We encounter many stressors during the holidays that can negatively impact our moods. These stressors, combined with seasonal affective disorder, can result in serious depression. Signs of depression may include changes in appetite, an increase in anxiety, fatigue, and lack of motivation. If you find that all of your joy this year has been replaced with anger, worry, and sadness, it may be time to reach out for some help.
All of us feel pressure during the holidays due to unrealistic expectations about our families, social position, and even our own lack of holiday cheer! Try to avoid drinking in excess this time of year, which can worsen your depression. Ensure that you are getting enough exercise. Exercise has been shown to reduce anxiety and boost mood. Make an effort to get outside in the sun whenever you can, as more exposure to the sun during these short winter days can make you feel less sluggish.

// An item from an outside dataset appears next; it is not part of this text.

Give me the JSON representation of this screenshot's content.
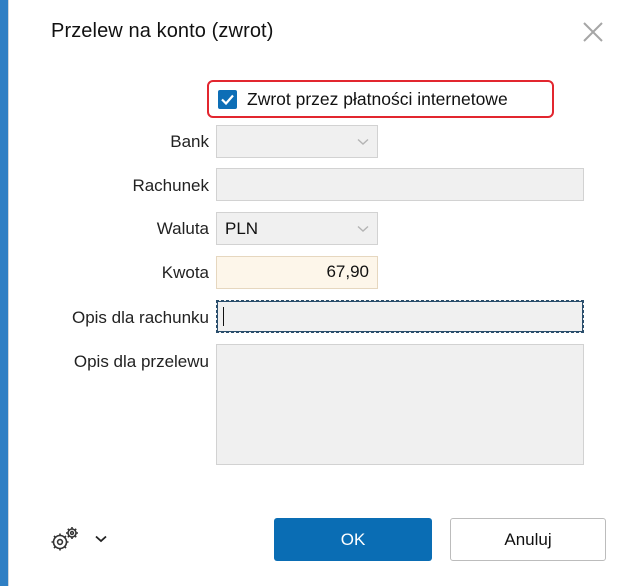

Holiday depression may also be associated with a feeling of uselessness. To overcome this, look for volunteer opportunities, sign up for workshop, or join a new fitness class. The more you can get out and socialize with others, the better you’ll feel.
Finally, if you are feeling alone and depressed this holiday season, don’t be afraid to reach out to a friend, a loved one, a caregiver, or your medical professional for additional help. While it may not feel like the most wonderful time of the year right now, getting professional help now can help ensure that you feel merrier for the remainder of the year, and in the years to come.